FOX31 Denver

CSP uses airplanes to check for speeders on major Colorado highways

JEFFERSON COUNTY, Colo. — Colorado State Patrol owns and operates three Cessna aircraft it uses to monitor traffic on Colorado’s highways for dangerous drivers and speeders.

“Any given day, you’re going to have at least one of us up,” Trooper Nate Reid told FOX31.

The planes fly about 1,500 feet above the ground watching drivers on Interstate 70, I-25, C-470 and other major highways.

Pilots monitor a vehicle’s speed using thick white strips painted or placed on road surfaces. Each mark is exactly half a mile apart.

“When the vehicle passes the first line, I begin my stopwatch,” Reid said. “After that vehicle passes the second line, we’ll hit the stop watch to find out how much time has lapsed between the two half-mile marks and the stopwatch does the calculation for us and gives us the speed.”

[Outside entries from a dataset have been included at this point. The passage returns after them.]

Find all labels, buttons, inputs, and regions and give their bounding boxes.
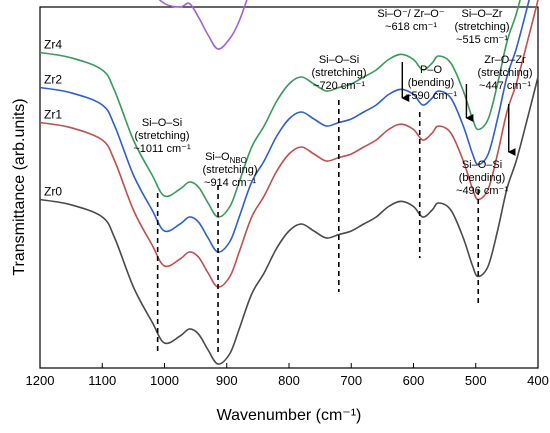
series-label-zr4: Zr4 (44, 38, 62, 52)
x-tick-label: 900 (216, 373, 238, 388)
annotation-line: Si–O–Si (142, 117, 182, 129)
x-tick-label: 500 (465, 373, 487, 388)
x-tick-label: 600 (403, 373, 425, 388)
x-tick-label: 700 (340, 373, 362, 388)
annotation-line: Si–O–Zr (462, 8, 503, 20)
annotation-line: (stretching) (477, 67, 532, 79)
annotation-line: (bending) (408, 77, 454, 89)
annotation-line: ~1011 cm⁻¹ (133, 143, 191, 155)
annotation-line: ~447 cm⁻¹ (479, 80, 531, 92)
x-tick-label: 1200 (26, 373, 55, 388)
annotation-line: ~496 cm⁻¹ (456, 185, 508, 197)
series-line-zr4 (39, 0, 521, 218)
annotation-line: Si–ONBO (205, 151, 247, 165)
series-label-zr0: Zr0 (44, 185, 62, 199)
annotation-line: ~590 cm⁻¹ (405, 90, 457, 102)
series-label-zr2: Zr2 (44, 73, 62, 87)
annotation-text: Si–O (205, 151, 230, 163)
series-layer (39, 0, 539, 365)
annotation-line: ~720 cm⁻¹ (313, 80, 365, 92)
series-label-zr1: Zr1 (44, 108, 62, 122)
x-tick-label: 800 (278, 373, 300, 388)
series-line-zr0 (39, 76, 539, 365)
annotation-markers (156, 62, 516, 355)
x-tick-label: 400 (527, 373, 549, 388)
x-axis-title: Wavenumber (cm⁻¹) (217, 407, 362, 424)
annotation-line: (stretching) (134, 130, 189, 142)
annotation-line: Si–O–Si (319, 54, 359, 66)
series-line-zr2 (39, 0, 530, 253)
annotation-line: (bending) (459, 172, 505, 184)
annotation-line: (stretching) (454, 21, 509, 33)
annotation-line: Zr–O–Zr (484, 54, 526, 66)
y-axis-title: Transmittance (arb.units) (11, 98, 28, 275)
annotation-line: Si–O⁻/ Zr–O⁻ (377, 8, 444, 20)
annotation-line: ~914 cm⁻¹ (204, 177, 256, 189)
annotation-subscript: NBO (230, 156, 247, 165)
annotation-line: Si–O–Si (462, 159, 502, 171)
x-tick-label: 1100 (88, 373, 116, 388)
annotation-line: ~618 cm⁻¹ (385, 21, 437, 33)
series-line-zr8 (158, 0, 248, 50)
x-axis-ticks: 1200 1100 1000 900 800 700 600 500 400 (26, 363, 549, 388)
series-labels: Zr0Zr1Zr2Zr4Zr8 (44, 38, 62, 199)
annotation-line: P–O (420, 64, 442, 76)
series-line-zr1 (39, 0, 539, 288)
annotation-line: (stretching) (202, 164, 257, 176)
annotation-line: ~515 cm⁻¹ (456, 34, 508, 46)
annotation-labels: Si–O–Si(stretching)~1011 cm⁻¹Si–ONBO(str… (133, 8, 532, 197)
annotation-line: (stretching) (311, 67, 366, 79)
x-tick-label: 1000 (150, 373, 179, 388)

During air patrol, law enforcement on motorcycles or in patrol cars on the ground standby to attempt to stop the alleged speeders.

“Trying to describe these driving actions to the officers on the ground sometimes gets challenging,” Reid said. “A lot of the traffic looks alike from 1,500 feet.”

CSP says it is not trying to be stealthy or secretive by monitoring traffic from the air. There are signs posted saying “speed checked by aircraft.”

“We want people to know that we’re out here. We prefer voluntary compliance and we want people to do the right thing on the roads,” Reid said.

According to CSP, it is common to spot speeders driving anywhere between 80 and 100 miles per hour in zones where the speed limit is 65 miles per hour.

“That’s our main goal: stop the people dying on the roadways,” Reid said. “Until that fatal number drops to zero, we’ll be flying these airplanes in the sky.”